Audit your .env files. If you store API keys in .env or shell profiles on a machine that ran a compromised install, assume those keys are burned.
Why This Keeps Happening
npm's trust model is the problem. Package maintainer accounts get compromised, and malicious versions get published before anyone notices. The registry has no mandatory 2FA for publishing (it's opt-in), and install-time script execution is still allowed by default.
The Shai-Hulud/Miasma campaign has now run for months across multiple waves — March, April, May, June — each wave more sophisticated than the last. The attacker clearly knows the ecosystem well and is iterating on evasion techniques with each new release.

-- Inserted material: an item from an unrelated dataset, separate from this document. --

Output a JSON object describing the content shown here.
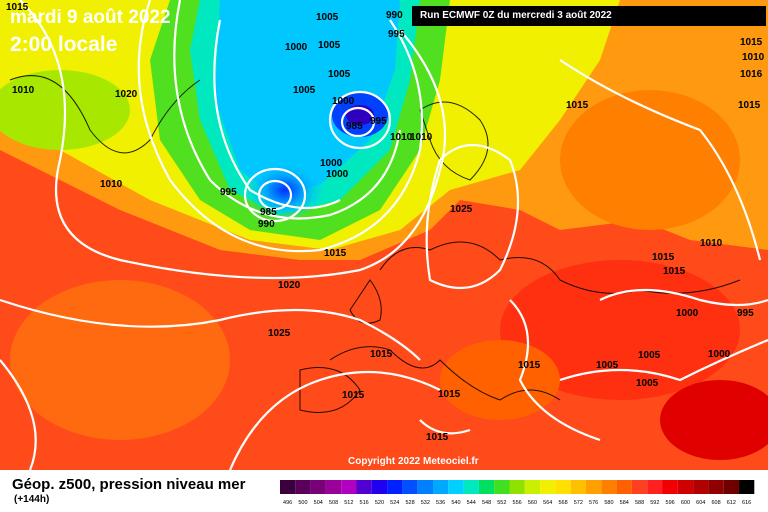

The Red Hat breach via GitHub Actions OIDC is a good reminder that it's not just individual maintainers at risk. Compromised CI/CD pipelines can push malicious packages at scale without ever touching an npm token directly.
This isn't going to slow down. Lock your deps, rotate your keys, and treat npm install on unverified packages with the same caution you'd give running a random binary.
Sources: BleepingComputer, StepSecurity, Wiz Research, Red Hat Security Advisory RHSB-2026-006, Unit 42 / Palo Alto Networks
Frequently Asked Questions
What is IronWorm malware?
IronWorm is a Rust-based infostealer that spreads through compromised npm packages. It hides using an eBPF kernel rootkit, communicates over Tor, and targets developer credentials including OpenAI keys, Anthropic keys, AWS tokens, SSH keys, and vault configuration files.
Which npm packages did IronWorm compromise?
IronWorm affected 36 npm packages. Related Miasma wave attacks also hit packages including @vapi-ai/server-sdk, ai-sdk-ollama, wrangler-deploy, and 32 packages under the @redhat-cloud-services namespace. See JFrog's advisory and StepSecurity's disclosure for the full lists.
How does the Phantom Gyp technique work?
Phantom Gyp abuses a binding.gyp file to execute malicious code during npm install. Unlike preinstall or postinstall lifecycle scripts — which most supply chain security tools monitor — binding.gyp is often overlooked, allowing the payload to run without triggering standard alerts.
What should I do if I installed a compromised npm package?
Rotate all credentials stored on the affected machine or accessible via environment variables immediately — this includes API keys, cloud credentials, SSH keys, and npm tokens. Run npm audit, check GitHub audit logs for suspicious activity, and report the incident to your security team.